For the Birds Radio Program: Valentine's Day
Laura Erickson talks about her own special valentine today. (4:08) Date verified.
Most years on Valentine’s Day I talk about something romantic, like nesting owls or bird hearts. This year I’m going to talk about someone dear to my own heart, someone who has walked by my side for 12 ½ years, giving me companionship and protection on birding trips, and asking nothing in return but an occasional Milk Bone Dog Biscuit. I’m talking about my dog, Bunter.

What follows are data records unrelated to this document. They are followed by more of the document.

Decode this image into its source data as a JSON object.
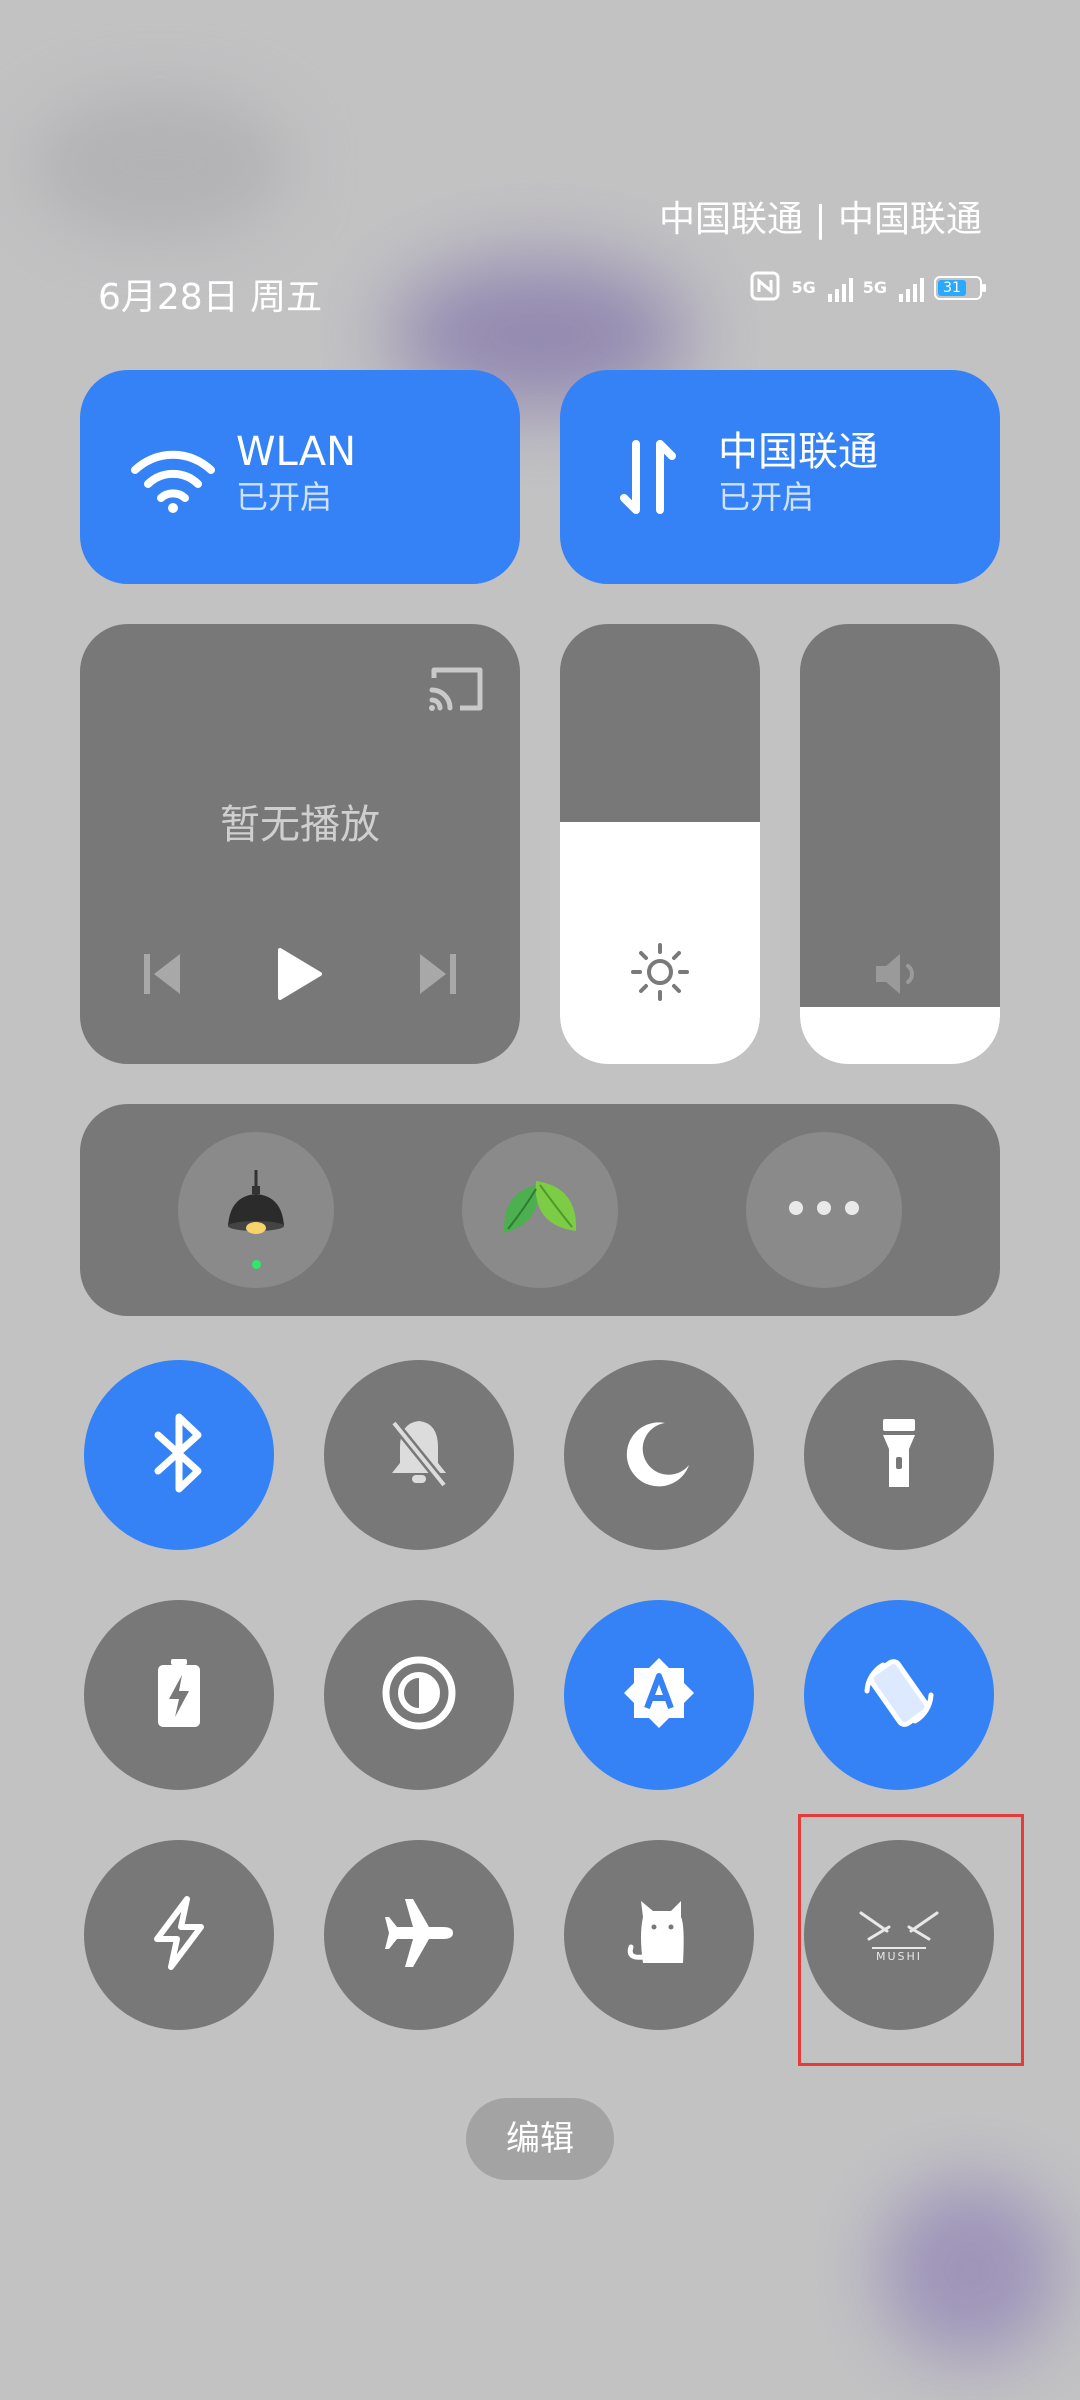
{
  "status": {
    "carrier": "中国联通 | 中国联通",
    "date": "6月28日 周五",
    "network_1": "5G",
    "network_2": "5G",
    "battery": "31",
    "battery_color": "#29a9ff"
  },
  "tiles": {
    "wlan": {
      "title": "WLAN",
      "subtitle": "已开启"
    },
    "mobile_data": {
      "title": "中国联通",
      "subtitle": "已开启"
    }
  },
  "media": {
    "empty_label": "暂无播放"
  },
  "sliders": {
    "brightness_level": 0.55,
    "volume_level": 0.13
  },
  "scenes": [
    {
      "icon": "lamp-icon",
      "active_indicator": true
    },
    {
      "icon": "leaf-icon"
    },
    {
      "icon": "more-icon"
    }
  ],
  "toggles": [
    {
      "icon": "bluetooth-icon",
      "active": true
    },
    {
      "icon": "mute-bell-icon",
      "active": false
    },
    {
      "icon": "moon-icon",
      "active": false
    },
    {
      "icon": "flashlight-icon",
      "active": false
    },
    {
      "icon": "battery-saver-icon",
      "active": false
    },
    {
      "icon": "dark-mode-icon",
      "active": false
    },
    {
      "icon": "auto-brightness-icon",
      "active": true
    },
    {
      "icon": "auto-rotate-icon",
      "active": true
    },
    {
      "icon": "performance-icon",
      "active": false
    },
    {
      "icon": "airplane-icon",
      "active": false
    },
    {
      "icon": "cat-app-icon",
      "active": false
    },
    {
      "icon": "mushi-app-icon",
      "active": false,
      "logo_text": "MUSHI"
    }
  ],
  "edit_button": "编辑",
  "colors": {
    "accent": "#3482f6",
    "tile_gray": "#787878",
    "background": "#c2c2c3",
    "highlight": "#e63b3b"
  }
}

Bunter may not be a bird, but she is a bird dog—a golden retriever—and hundreds of generations of forefathers and foremothers instilled into her bones an urge to carry birds in her mouth. But those same forebears instilled even deeper into her heart and soul a need to please her human. When Bunter was about a year old, she picked up an Evening Grosbeak that had crashed into our window. I’m pretty sure the bird was dead when she found it, but I must have sounded sad when I said, “Bunter, what do you have?” From that day on, she never touched any bird with her mouth, except our Thanksgiving turkey. When a nighthawk walks right past her nose, she sniffs politely, but never touches it. I once tried to train her to find and pick up dead birds on the ground in hopes of doing a study of radio tower kills. When I offered her a dead Chestnut-sided Warbler, she gave me a confused, anxious look, so I opened her mouth and put it in. Her jaw dropped, and she absolutely refused to take it, letting it fall to the ground. She gave me such a baleful look for trying to make her do such a bad thing that I gave up.
One time I accidentally locked Bunter in a room with four baby Blue Jays. When I returned an hour later, two of the babies were sound asleep on the sofa, one was sitting on her back hacking away like a woodpecker, and the other was sitting on the poor dog’s snout, leaning over and probing Bunter’s nostrils with her beak. Bunter looked ashamed and guilty, as if she was the one doing something bad. After that, I was careful to protect her from birds. But Bunter likes being around them, especially around baby jays. Whenever she sees a hungry baby jay begging for food, she runs to me and anxiously tries to lead me to it, like Lassie bringing help to Timmy.
Bunter learned as a puppy that when we go for a walk in the woods, she can run ahead as long as she doesn’t scare any birds away. When I make pishing sounds to attract a bird closer. she sits down and waits patiently. If I go anywhere without her, she seems to think I’m out birding, and lies by the front door, looking sad and waiting patiently for me to come home.
Bunter had a mild stroke two weeks ago. She couldn’t walk at all for two days, but is much improved. During the time she was helpless, she looked utterly ashamed of herself, as if she were being a naughty bother. Suddenly I’m aware that Bunter may not have another Valentine’s Day, and that the best we can hope for is maybe one or two more. The average human lifespan is seven or eight times that of the average dog, so those of us who cannot be without a dog must endure heartache seven or eight times in our lifetimes. My sister won’t have a dog because she still remembers how sad she was when our dog Prince died long ago. To protect herself from pain, she denies herself joy. Bunter’s stroke showed me how sad I’ll be when she no longer greets me at the door or keeps me company on birding walks or helps me take care of little birds. I know how I’ll miss her patient, loving ways. But in the same way that she earnestly burrows her head into the crook of my arm, she’s burrowed those happy days and jolly adventures deep into my heart, where I can retrieve them every Valentine’s Day for the rest of my life.